Obama Win Offers Brand America a Global Lift

The U.S. would profit globally from a failed Obama presidency more than it would from a successful McCain presidency.

That’s the sort of provocative, but plausible, statement that lies at the heart of the famous Oxford Union debates.

Disagree?

 

Then take it up with Kunal Basu, an Indian-born, U.S.- educated, Oxford University professor who examines how corporate reputations are made and broken. He argues that America’s badly damaged brand around the world, one that has changed the course of human history, has never been about its military superiority, its economic-growth rates or even its innovative spirit.

“Where the U.S. has really been on the leading edge has been not technology but morality,” he says. Its very existence has been constructed around freedom of religion, speech and other individual choices, and the ground-breaking ideal that all humans were created equal.

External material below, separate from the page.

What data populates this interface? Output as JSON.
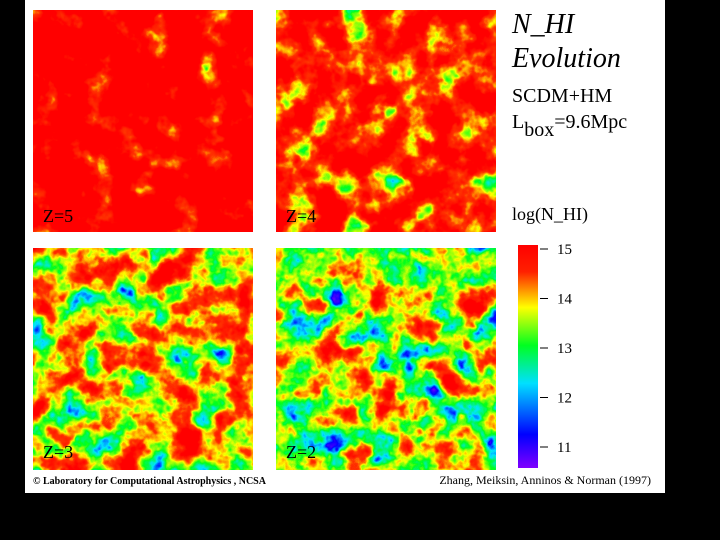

“Now it has the chance to re-establish itself there again,” he says. “The fact that the most powerful nation in the world could again be the most moral would be transformative. The world needs it.”

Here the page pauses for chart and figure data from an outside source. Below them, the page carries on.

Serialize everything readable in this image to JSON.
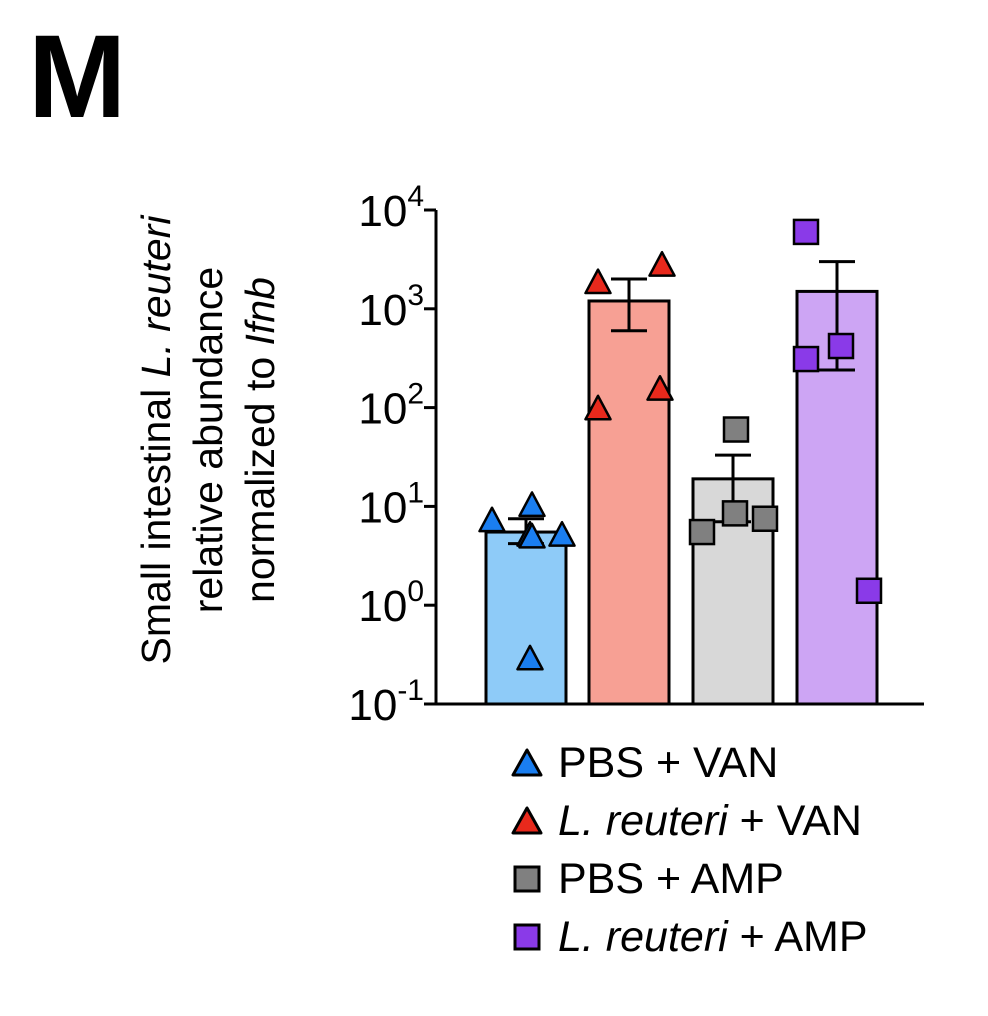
{
  "panel_label": "M",
  "chart_data": {
    "type": "bar",
    "scale": "log",
    "ylim": [
      0.1,
      10000
    ],
    "yticks": [
      {
        "value": 0.1,
        "base": "10",
        "exp": "-1"
      },
      {
        "value": 1,
        "base": "10",
        "exp": "0"
      },
      {
        "value": 10,
        "base": "10",
        "exp": "1"
      },
      {
        "value": 100,
        "base": "10",
        "exp": "2"
      },
      {
        "value": 1000,
        "base": "10",
        "exp": "3"
      },
      {
        "value": 10000,
        "base": "10",
        "exp": "4"
      }
    ],
    "ylabel": {
      "line1_prefix": "Small intestinal ",
      "line1_italic": "L. reuteri",
      "line2": "relative abundance",
      "line3_prefix": "normalized to ",
      "line3_italic": "Ifnb"
    },
    "groups": [
      {
        "name_italic": "",
        "name_plain": "PBS + VAN",
        "mean": 5.5,
        "err_low": 4.2,
        "err_high": 7.5,
        "marker": "triangle",
        "fill": "#8ecbf8",
        "marker_color": "#1a7ef0",
        "points": [
          7.0,
          10.0,
          5.0,
          4.8,
          5.0,
          0.28
        ]
      },
      {
        "name_italic": "L. reuteri",
        "name_plain": " + VAN",
        "mean": 1200,
        "err_low": 600,
        "err_high": 2000,
        "marker": "triangle",
        "fill": "#f7a094",
        "marker_color": "#e8291c",
        "points": [
          1800,
          2700,
          95,
          150
        ]
      },
      {
        "name_italic": "",
        "name_plain": "PBS + AMP",
        "mean": 19,
        "err_low": 7,
        "err_high": 33,
        "marker": "square",
        "fill": "#d8d8d8",
        "marker_color": "#808080",
        "points": [
          5.5,
          60,
          8.5,
          7.5
        ]
      },
      {
        "name_italic": "L. reuteri",
        "name_plain": " + AMP",
        "mean": 1500,
        "err_low": 240,
        "err_high": 3000,
        "marker": "square",
        "fill": "#cda5f4",
        "marker_color": "#8a3ae8",
        "points": [
          6000,
          420,
          310,
          1.4
        ]
      }
    ]
  }
}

Reputation, a matter of the most enormous value for companies and individuals alike, is hard to establish but easy to lose. The same is true of countries.

With Abu Ghraib torture photos, Guantanamo Bay’s stain on due process, and the U.S.’s perceived ineffectiveness from Iraq to Hurricane Katrina, Brand America is hurting bad.

Obama’s Rise

The U.S. has spent billions on public diplomacy trying to fix the problem, but marketing works best when in alignment with changed facts. George W. Bush has helped with improvements in Iraq, diplomatic progress in the Mideast and particularly North Korea. But nothing has moved the world opinion needle more than Barack Obama’s rise.

John McCain’s emergence on the Republican side of the ledger helps. He’s a man of proven courage and integrity, a former prisoner of war who often stood for his own principles over party dogma. The Economist magazine’s cover rightly labeled the two candidates, “America at Its Best.”

Basu says it is Obama who provides the sort of once-in-a- century event that can shape history. It shows that America’s self-correcting instinct and potential to provide a global example through democratic renewal isn’t yet exhausted. He also would be the first black person elected to the top office in a country where whites have the majority.

Defining Qualities

An America that has passed through a history of slavery, the Civil War and the civil-rights movement demonstrates that at the top of its leadership pyramid it is the quality of the individual, and not color, that defines whether he or she is an insider or an outsider.

As Oxford University Chancellor Christopher Patten stands before a who’s who of U.K. business and academia at the opening of the institution’s Centre for Corporate Reputation in the Said Business School, Basu states with some certainty that Patten’s cape won’t be worn by a person of color in this century.

“Yet for you, Obama is no less American than an Irish- American from Massachusetts, and that is a remarkable thing,” he says.

My conversation with Basu was one of several stops I’ve made in the past year to a dozen countries in a bid to understand two things. First, what do nations want from the U.S. now, as other rising powers and its own missteps have eroded its relative political and economic influence in a world that may soon lack a clear leader? Second, if conventional wisdom is right that so many people have given up on U.S. leadership, why all this global fascination with our elections?

Smarter America

From Beijing to Sao Paolo and from Lagos to Paris, I found in response to the National Intelligence Council’s report on trends shaping the globe through 2020 that the world’s elites don’t want less of America, but rather a smarter America. The council is a U.S. government body that provides the president and senior policy makers with analyses on foreign policy issues.

Opinions varied on U.S. projections, but all wanted a more engaged America, demonstrating again the sort of enlightened leadership the country exercised, albeit with occasional gaffes, after World War II until the Berlin Wall came down in 1989.

Retaking the high ground is as important now as it was then, when we faced down Soviet communism. Global democratic change is stagnating. Authoritarian powers from China and Russia to Venezuela and Iran are rising. Soaring oil prices support those trends, while a weak dollar, the credit crisis and U.S. deficits erode the nation’s standing.

Great Enabler

Sure, there are voices aplenty that would welcome the further decline of an America they argue is an overly capitalist, militarist, energy-guzzling hegemon. Anti-Americanism was rife before Bush proved to be its great enabler.

What’s surprising is this yearning in many non-U.S. quarters for an American comeback. For all the noise about a post-American world order, no country or group of countries has emerged to fill the moral leadership vacuum, nor represents anything close to universal values. The European Union is too busy attending to itself, China’s one-party system rules it out, and other nations are either too small or narrowly focused.

“That’s why Obama’s election itself may be more important than whether he proves to be a good or bad president,” Basu says. “America would be reminded of its true power through his election — not economic, political or military — but the power of humanity.”